Salt Island is located between Peter and Cooper Islands in the Sir Francis Drake Channel in the BVI’s (British Virgin Islands). Though the island is fairly tiny it’s big on beauty and rich in heritage and sealife.
The first time we anchored there we were the only boat which is always something we cherish. At first glance all you see is the beautiful water and a beach lined with some lush palm trees and not much else. But, as usual, we were keen to explore it a little more.
Tim and I had some boat work to do so we sent the kids on a mission to explore ashore with the inflatable kayak. I always find that pretty cute, seeing them go off to explore on their own.
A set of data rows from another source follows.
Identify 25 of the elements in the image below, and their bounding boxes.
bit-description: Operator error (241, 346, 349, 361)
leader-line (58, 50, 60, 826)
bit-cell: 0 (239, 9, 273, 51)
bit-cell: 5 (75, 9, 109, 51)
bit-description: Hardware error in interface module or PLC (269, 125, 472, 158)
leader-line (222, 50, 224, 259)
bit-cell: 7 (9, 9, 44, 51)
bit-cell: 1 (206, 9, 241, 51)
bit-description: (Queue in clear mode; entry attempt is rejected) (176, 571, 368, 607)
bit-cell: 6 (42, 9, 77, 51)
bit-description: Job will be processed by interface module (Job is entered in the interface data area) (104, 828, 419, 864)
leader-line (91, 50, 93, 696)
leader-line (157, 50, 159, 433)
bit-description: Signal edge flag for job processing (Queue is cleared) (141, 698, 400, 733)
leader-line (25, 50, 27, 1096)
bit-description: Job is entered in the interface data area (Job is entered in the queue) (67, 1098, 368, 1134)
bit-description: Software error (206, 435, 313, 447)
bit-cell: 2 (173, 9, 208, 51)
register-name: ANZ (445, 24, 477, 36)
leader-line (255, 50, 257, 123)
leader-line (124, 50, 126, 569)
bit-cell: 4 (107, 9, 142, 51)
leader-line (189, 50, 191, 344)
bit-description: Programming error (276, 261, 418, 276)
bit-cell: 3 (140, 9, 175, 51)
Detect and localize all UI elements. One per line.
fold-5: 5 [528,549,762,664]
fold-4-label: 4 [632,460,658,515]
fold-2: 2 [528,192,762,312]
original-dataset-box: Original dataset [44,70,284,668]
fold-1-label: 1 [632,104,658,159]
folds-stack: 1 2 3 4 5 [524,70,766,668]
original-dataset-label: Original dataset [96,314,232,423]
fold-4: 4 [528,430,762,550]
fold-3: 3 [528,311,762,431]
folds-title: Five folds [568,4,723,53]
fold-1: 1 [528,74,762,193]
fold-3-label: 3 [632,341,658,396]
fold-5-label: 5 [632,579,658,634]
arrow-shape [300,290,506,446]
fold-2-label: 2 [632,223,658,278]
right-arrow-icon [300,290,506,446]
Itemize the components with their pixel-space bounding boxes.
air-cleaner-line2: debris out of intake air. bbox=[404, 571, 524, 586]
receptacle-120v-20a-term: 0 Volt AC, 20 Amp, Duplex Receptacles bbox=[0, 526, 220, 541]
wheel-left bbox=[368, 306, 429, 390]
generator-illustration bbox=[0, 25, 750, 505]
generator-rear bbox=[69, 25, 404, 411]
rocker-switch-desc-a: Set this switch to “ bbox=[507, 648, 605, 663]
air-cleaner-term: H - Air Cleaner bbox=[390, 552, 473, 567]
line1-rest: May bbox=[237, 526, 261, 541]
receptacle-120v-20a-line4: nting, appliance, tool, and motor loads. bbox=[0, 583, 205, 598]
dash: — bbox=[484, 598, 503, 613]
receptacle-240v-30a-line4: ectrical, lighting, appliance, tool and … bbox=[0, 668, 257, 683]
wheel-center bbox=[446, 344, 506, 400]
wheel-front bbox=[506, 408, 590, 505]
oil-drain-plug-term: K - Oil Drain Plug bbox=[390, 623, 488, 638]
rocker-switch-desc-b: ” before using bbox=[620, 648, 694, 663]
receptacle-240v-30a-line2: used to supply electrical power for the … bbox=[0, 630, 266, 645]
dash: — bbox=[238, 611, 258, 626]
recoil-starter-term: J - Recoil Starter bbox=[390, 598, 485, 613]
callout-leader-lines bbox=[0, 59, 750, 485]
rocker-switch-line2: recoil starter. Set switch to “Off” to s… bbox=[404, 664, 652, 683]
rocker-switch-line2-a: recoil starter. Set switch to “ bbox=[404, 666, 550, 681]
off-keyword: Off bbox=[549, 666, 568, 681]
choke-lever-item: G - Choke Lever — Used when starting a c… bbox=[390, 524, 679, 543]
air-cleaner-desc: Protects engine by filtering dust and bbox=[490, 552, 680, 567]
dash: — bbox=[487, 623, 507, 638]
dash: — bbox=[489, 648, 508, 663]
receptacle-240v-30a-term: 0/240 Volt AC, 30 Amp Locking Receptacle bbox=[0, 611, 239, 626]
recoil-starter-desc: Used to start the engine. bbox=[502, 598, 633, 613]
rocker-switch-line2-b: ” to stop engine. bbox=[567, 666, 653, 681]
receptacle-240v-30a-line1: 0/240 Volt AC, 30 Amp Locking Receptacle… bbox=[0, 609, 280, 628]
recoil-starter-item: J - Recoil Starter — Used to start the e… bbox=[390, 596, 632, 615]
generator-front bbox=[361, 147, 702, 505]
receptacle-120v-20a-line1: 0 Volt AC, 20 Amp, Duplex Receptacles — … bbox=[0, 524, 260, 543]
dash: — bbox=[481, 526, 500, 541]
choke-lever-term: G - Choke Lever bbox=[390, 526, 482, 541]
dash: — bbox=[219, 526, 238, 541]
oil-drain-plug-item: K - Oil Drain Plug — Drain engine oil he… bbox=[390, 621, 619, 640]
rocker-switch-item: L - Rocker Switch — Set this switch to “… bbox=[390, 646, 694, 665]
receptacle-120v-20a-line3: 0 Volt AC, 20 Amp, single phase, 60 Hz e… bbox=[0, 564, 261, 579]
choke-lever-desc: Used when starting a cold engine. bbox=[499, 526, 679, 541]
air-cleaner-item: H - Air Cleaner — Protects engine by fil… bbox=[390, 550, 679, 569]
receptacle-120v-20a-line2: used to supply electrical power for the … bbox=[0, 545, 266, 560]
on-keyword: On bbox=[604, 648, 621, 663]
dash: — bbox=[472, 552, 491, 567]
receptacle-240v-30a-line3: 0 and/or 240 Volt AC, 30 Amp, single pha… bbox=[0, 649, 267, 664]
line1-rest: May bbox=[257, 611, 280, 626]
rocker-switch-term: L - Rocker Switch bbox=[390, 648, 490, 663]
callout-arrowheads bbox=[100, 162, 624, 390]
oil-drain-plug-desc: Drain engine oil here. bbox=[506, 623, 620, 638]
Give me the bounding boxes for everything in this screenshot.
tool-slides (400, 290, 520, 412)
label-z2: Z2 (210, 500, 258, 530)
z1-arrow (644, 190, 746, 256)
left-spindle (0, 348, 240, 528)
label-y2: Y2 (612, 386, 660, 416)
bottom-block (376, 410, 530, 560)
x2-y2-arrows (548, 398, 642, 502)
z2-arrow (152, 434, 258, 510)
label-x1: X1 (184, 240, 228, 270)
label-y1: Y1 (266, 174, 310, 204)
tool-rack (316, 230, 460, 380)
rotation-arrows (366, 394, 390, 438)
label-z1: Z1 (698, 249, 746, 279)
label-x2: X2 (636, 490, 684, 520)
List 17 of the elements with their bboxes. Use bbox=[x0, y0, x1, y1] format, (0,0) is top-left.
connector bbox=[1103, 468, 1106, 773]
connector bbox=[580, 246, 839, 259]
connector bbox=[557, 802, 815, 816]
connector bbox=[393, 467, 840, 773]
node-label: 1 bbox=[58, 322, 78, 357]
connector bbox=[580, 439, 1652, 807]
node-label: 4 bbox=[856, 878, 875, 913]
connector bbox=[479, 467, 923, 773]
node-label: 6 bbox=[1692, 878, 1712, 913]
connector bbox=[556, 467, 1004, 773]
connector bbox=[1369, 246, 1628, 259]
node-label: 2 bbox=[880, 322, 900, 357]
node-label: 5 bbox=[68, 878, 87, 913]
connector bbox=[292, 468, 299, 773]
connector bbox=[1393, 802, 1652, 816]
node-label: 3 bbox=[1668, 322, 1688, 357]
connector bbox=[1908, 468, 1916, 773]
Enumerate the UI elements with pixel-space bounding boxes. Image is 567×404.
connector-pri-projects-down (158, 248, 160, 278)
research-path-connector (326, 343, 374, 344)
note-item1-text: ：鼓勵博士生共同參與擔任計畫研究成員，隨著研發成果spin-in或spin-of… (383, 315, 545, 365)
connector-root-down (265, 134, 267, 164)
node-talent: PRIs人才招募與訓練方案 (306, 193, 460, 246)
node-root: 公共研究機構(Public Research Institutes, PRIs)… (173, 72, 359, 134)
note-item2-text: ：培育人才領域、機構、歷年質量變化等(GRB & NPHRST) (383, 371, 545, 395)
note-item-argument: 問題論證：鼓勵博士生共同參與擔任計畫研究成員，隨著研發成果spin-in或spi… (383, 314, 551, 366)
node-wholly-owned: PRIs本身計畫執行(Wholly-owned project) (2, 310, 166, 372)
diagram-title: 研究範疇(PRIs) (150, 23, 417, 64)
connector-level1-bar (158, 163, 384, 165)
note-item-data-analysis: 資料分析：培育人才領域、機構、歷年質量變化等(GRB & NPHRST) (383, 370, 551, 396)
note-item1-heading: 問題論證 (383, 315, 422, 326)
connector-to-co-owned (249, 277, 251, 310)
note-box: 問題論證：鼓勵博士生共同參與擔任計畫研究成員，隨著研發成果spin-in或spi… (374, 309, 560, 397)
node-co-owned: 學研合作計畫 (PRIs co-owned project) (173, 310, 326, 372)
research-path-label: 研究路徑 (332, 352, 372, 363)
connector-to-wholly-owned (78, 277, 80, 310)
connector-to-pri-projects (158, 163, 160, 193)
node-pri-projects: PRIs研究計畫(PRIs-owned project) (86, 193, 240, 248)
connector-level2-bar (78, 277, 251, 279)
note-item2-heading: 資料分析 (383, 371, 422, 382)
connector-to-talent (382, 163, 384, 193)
We think it’s good to give them some responsibility, though, when we do, I have been known to spy on them with my binoculars…I need to know they’re safe right?!
They returned some time later telling us that there were old buildings, graves, a big salt pond and that we really needed to go ashore so we could hike up and over the hill to see what was there.
We agreed to first go snorkelling and then explore the land. I didn’t hold much of an expectation on the snorkelling front but to my delight we found it to be full of pretty fish, some eels and some great shells.
Eventually we went ashore. The dock was beautiful and looked like new which was a surprise given that it doesn’t seem to get much use.
It was fascinating because there was a solid house that looked like it was well kept but was actually uninhabited. We found 2 graves that were elaborately decorated and obviously cared for by loved ones of the deceased. We walked up and over the hill to a fantastic view of the island and the salt pond.
It was intriguing and we needed to know more so upon some research we found that Salt Island used to support an industrious community of over 100 people and a thriving salt export business.
In the days before packaged salt and refrigeration, people from all over the BVI would come to Salt Island to collect their salt. In 1911 Clementine Helena Leonard Smith was born on Salt Island where she grew up and helped to do the work of fishing, salting fish and meat, farming and mining salt. She married and after her 9 children left the island to pursue work elsewhere she focused her efforts on the burial ground of the people who had lost their lives in the shipwreck of The Rhone
She even received a BEM (British Empire Member Medal) for her outstanding work on Salt Island!
After her death, Norwell Durant was the only resident left on the island but died in 2004 and was buried there.
So the graves we saw belonged to some of these people.
Our second visit to Salt Island was after the horrific hurricane of 2017 which did so much damage, it left not only the graves but the whole property somewhat unrecognisable.
We felt pretty sad about this so we dug out our photos of our visit to Salt Island before the hurricane and compared the old photos of the graves to the new photos. The boys then set to work to try to recreate the graves as they were.
Tim and Mackenzie worked hard to firstly find the items that adorned them and then transport them all back to the original grave site.
I thought that they were not only doing a kind thing, but it was also a good bonding thing for the boys; some heavy work to restore something that is special to people who we don’t even know.
We hope our actions cause no offence to the families of Salt Island as our efforts were driven by our best intentions.
Your pictures are awesome…And I’ve never been to Salt Island but now it’s on the list. We were really surprised when we went to the other islands in the BVI last year – the destruction was inconceivable. And it’s so sad about the graves. Good on the boys for trying to sort them out a bit.
Yeah the destruction is heartbreaking. Thanks for your comments Kim, and please do go to Salt Island!
Thanks for this source of information on salt Island! We are currently at anchor in the bay and were fascinated by the abandoned house and mostly demolished pier. Hard to imagine it was like new in 2019! We were also looking for the grave yesterday, but had no idea where it was. Thanks to your photos, we’ll go back again today and see if we can find it, maybe tidy it up. The wheelbarrow is in the garden, to the right of the little house, where several coconut palms and oleander still manage to thrive… probably right where you left it.